After a moment, Valerie fidgeted in her chair.
“Do I make myself clear?” the old man asked.
“Yes, sir,” Valerie said. “Even though Maddox uses high-handed methods and ignores the regulations most of the time, you want me to make sure the space marines obey his orders.”
“I want everyone to follow Maddox’s orders.”
“What if his orders are wrong, sir?” Valerie asked. “What if Maddox does something so outlandish it jeopardizes the mission?”
Lord High Admiral Cook swirled his brandy again then
clunked
the glass onto the desk without sipping. He opened a drawer and took out a sealed envelope. With his big fingers, the old man slid it across the desk.
“You will open this only as a last resort,” Cook said. “In your opinion, Captain Maddox will have gone over the edge.”
Valerie was shocked. “Do you anticipate him doing so, sir?”
“That is an interesting question,” Cook said. “I have found to my surprise and delight that you often ask those kinds of questions. On this mission, you are my hole card, Captain. I don’t want to have to use my hole card. But if Maddox goes too far—and this is a matter of judgment—then you had better damn well unseal the envelope and read the orders in it.”
“These orders will elevate me to command of the starship?”
Cook stared her in the eyes. “Yes,” he said.
A powerful emotion surged through Valerie. It warmed her and made her smile. “I won’t let you down, sir.”

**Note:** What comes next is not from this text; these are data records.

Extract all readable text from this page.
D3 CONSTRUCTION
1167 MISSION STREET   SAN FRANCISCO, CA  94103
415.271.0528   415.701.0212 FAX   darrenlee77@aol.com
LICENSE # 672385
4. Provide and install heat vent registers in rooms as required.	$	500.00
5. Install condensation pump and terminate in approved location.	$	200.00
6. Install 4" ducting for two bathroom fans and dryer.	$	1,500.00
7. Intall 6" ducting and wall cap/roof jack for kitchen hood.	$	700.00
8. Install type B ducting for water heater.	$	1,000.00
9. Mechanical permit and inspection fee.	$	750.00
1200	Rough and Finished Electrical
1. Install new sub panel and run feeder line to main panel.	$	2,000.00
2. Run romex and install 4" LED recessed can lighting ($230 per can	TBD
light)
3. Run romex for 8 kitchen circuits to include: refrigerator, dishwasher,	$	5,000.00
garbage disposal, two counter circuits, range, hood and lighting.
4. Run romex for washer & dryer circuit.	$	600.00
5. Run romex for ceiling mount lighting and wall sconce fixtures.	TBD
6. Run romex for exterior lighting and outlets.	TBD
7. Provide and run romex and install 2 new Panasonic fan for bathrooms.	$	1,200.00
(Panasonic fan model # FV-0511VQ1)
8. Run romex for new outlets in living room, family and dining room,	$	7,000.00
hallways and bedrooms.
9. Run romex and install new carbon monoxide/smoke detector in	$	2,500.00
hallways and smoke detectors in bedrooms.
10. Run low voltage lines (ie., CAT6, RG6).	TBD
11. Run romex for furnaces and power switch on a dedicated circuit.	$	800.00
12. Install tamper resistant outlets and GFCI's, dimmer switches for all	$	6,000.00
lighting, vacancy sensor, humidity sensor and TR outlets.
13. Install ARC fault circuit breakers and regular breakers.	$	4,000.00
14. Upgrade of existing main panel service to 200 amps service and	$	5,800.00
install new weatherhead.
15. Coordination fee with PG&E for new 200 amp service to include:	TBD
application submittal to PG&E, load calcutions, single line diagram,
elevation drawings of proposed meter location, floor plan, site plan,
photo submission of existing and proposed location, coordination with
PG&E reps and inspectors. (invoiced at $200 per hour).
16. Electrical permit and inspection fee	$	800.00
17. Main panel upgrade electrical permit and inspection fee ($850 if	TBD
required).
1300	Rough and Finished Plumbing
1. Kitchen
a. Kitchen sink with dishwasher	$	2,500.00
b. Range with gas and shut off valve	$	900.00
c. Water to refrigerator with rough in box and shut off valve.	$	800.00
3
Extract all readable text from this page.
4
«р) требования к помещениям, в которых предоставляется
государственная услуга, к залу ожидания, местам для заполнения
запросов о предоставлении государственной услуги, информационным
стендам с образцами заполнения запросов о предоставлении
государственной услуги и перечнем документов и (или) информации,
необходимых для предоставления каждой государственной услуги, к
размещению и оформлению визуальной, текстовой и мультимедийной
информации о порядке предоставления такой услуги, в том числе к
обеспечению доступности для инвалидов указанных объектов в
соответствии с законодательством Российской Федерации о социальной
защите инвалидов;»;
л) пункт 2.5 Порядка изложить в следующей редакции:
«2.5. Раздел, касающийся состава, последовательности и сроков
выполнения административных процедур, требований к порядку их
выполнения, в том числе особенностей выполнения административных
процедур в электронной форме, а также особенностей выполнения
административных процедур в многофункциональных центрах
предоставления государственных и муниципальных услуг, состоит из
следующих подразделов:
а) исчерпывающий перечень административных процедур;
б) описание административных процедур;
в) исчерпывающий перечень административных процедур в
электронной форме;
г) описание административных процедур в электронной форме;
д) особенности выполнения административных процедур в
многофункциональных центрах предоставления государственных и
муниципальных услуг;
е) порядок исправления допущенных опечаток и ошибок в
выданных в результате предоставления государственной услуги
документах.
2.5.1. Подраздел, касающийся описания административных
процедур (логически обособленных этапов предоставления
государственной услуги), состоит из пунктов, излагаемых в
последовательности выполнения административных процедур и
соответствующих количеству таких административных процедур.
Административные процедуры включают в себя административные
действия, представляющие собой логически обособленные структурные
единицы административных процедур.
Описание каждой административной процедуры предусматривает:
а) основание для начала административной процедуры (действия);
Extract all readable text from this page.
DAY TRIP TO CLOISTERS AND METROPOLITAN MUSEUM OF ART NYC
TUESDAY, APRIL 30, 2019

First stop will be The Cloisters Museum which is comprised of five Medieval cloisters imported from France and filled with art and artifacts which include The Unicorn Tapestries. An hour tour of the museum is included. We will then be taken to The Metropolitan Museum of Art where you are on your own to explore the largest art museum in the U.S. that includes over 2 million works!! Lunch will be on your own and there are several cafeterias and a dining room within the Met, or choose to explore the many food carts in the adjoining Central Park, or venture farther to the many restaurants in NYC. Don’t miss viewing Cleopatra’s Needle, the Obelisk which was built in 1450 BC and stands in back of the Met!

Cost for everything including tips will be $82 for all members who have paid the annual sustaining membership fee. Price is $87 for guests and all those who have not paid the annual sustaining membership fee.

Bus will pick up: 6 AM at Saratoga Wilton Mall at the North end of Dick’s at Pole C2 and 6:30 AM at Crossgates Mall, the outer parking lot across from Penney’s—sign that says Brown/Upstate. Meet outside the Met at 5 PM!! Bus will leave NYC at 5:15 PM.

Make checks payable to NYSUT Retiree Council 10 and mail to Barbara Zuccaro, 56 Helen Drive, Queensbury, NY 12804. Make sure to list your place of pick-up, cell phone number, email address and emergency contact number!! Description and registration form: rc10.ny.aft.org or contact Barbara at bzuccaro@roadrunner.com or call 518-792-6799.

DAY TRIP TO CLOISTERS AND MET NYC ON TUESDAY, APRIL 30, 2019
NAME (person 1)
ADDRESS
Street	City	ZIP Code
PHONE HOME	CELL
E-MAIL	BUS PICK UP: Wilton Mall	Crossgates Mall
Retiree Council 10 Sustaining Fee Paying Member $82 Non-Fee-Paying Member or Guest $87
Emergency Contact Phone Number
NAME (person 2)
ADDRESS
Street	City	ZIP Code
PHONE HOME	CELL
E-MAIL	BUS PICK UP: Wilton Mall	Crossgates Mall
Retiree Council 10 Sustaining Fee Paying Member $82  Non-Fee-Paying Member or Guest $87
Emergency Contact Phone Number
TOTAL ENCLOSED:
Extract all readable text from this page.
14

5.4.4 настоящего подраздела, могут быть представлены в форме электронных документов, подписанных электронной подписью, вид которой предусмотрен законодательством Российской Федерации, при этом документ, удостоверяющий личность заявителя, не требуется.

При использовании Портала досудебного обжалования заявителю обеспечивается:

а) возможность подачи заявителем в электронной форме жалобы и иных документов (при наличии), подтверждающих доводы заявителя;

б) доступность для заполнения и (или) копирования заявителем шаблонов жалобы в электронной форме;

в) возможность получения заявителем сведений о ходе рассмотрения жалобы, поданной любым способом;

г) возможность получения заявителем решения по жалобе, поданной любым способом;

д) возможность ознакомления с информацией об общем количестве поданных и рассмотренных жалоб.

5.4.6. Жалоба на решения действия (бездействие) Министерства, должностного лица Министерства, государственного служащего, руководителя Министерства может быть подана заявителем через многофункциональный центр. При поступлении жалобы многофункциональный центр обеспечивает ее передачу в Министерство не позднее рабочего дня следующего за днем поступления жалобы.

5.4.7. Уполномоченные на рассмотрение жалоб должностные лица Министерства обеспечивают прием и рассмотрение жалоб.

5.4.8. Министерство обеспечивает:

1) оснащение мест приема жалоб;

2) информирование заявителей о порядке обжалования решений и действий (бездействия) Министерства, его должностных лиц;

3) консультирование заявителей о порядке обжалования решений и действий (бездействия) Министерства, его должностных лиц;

“I want you to listen to me, Valerie.”
She leaned toward him.
“Maddox is cunning. I trust him to do incredible deeds. Yet sometimes, such a man oversteps his bounds. I think you will know when that moment is if you keep in mind that victory over the New Men trumps everything else.”
“Meaning what, sir?”
“That if Maddox’s unorthodox behavior will bring us victory, you must let him proceed as he plans. I realize you do not have faith in this venture. I understand your reasons. This is a long shot. I’m afraid the latest setback in Caria 323 puts us in this spot. The Wahhabi sheiks simply can’t see reason. The Spacers are terrified of losing their home ships, and the Windsor League has divided leadership on the correct course of action. This is a mad gamble, and Captain Maddox is the right man to undertake it.”
“Are you warning me against unsealing these orders?” Valerie asked.
“No,” Cook said. “I’m telling you something that might be the most difficult thing in your life. You must use good judgment.”
Valerie found herself blushing for a second time. “You think I lack that, sir?”
“You hold grudges, Captain. I think we both know that.”